Dans cette 1ère scène, il n’agit que guidé par des considérations affectives: orgueil (qui m'aime le plus), crainte devant une possible jalousie de Régane et amour quasi incestueux pour Cordélia.

Et c’est mû par ses considérations, et se plaçant au-dessus des lois, comme le ferait un dieu, qu’il renverse la coutume. A présent, il n’y aura pas d’autre loi que celle du coeur, des affects, du désir: plus aucune rationalité - tel est l’hybris de Lear.

Il est trop «près». En ce jour de mariage de Cordélia, le coeur, seule boussole, gouvernera au détriment de la tête. 

La queue au détriment de la tête.


D'où l'épineuse question de: qu'est-ce qui couvre ta/ma tête ? Et toutes les paroles du Fou sur la protection de la tête.

La couronne jetée à terre/le chapeau du Fou.

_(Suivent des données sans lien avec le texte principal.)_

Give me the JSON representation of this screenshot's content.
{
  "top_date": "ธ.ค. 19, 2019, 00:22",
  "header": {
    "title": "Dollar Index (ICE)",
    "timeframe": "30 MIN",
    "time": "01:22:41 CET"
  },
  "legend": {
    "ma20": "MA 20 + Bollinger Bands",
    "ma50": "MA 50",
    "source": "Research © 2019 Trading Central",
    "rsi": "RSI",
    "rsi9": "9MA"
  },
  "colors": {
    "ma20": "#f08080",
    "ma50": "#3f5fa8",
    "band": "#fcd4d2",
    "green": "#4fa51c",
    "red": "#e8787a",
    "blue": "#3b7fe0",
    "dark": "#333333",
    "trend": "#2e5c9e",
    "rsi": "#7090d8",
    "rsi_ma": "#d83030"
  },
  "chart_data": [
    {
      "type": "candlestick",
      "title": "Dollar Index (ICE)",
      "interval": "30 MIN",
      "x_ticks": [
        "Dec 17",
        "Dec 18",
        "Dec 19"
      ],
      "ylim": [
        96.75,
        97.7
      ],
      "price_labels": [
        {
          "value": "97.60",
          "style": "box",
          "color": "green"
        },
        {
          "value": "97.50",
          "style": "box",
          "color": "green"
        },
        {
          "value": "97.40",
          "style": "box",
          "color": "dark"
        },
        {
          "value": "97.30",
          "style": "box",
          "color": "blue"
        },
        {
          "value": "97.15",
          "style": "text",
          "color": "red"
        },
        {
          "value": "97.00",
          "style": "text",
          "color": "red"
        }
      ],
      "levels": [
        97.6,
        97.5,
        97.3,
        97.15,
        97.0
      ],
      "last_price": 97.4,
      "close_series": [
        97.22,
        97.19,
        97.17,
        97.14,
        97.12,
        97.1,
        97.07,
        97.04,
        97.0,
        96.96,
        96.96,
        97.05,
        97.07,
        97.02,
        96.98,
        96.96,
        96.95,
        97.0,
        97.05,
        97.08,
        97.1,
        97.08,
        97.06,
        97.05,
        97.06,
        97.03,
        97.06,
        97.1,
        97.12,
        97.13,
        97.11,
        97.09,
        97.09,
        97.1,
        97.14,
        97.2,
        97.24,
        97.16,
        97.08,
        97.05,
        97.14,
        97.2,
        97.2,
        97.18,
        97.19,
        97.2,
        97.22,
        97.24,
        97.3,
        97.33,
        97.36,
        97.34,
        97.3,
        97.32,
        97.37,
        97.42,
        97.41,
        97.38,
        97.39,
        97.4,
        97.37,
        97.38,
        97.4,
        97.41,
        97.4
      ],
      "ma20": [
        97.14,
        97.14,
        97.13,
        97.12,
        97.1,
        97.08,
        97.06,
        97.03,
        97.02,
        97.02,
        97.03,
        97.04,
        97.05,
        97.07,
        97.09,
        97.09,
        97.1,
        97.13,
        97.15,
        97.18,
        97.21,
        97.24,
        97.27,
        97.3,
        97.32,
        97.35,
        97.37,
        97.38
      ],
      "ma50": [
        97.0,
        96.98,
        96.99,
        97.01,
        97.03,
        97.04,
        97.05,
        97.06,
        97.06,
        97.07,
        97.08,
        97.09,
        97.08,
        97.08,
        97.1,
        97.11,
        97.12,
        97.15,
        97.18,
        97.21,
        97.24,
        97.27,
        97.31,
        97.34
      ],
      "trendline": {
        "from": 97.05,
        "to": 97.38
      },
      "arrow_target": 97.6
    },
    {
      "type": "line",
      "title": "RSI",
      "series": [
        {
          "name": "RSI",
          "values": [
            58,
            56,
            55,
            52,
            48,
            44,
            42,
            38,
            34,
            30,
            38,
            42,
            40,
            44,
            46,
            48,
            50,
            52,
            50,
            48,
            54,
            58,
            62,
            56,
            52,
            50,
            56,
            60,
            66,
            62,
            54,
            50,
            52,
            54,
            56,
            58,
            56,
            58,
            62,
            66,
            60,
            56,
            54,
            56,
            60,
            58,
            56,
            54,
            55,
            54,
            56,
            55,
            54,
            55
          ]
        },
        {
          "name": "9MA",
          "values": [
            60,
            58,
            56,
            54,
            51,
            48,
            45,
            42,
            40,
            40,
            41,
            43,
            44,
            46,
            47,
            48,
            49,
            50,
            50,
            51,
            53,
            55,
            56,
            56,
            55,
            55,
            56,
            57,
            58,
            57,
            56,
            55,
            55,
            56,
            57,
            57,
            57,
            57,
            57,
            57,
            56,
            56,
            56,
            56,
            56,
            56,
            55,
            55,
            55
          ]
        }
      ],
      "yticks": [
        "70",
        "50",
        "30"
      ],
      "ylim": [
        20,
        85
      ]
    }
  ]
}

La mise en garde de Kent devient alors: "Attention ! Lorsque le Pouvoir abandonne la Vérité (Cordélia) et donc la Raison, pour céder devant des affects (la flatterie), il perd la tête. Tu deviens fou."


LE DESIR COMME SEULE LOI


Lear dans cette 1ère scène en faisant éclater l’ordre établi des choses (obéissance à la raison et aussi aux coutumes) fera éclater toutes les digues. Le monde ne sera plus comme avant ! C'est le triomphe du Désir.


C'est lui qui ouvrira la digue à chacun à ses désirs cachés. C'est lui qui ouvrira un boulevard à Edmond et à Goneril et Régane afin qu'ils s'y engouffrent: à partir de ce moment-làil n’y aura d'autre loi que leurs désirs.

Puisque cela est "permis" par le Pouvoir himself.


Gloucester, lui aussi, était tombé dans cette "faute" en commettant l’adultère et en engendrant Edmond. Lui aussi perdra sa tête au moment de la lettre, réagissant avec ses affects au lieu de sa raison.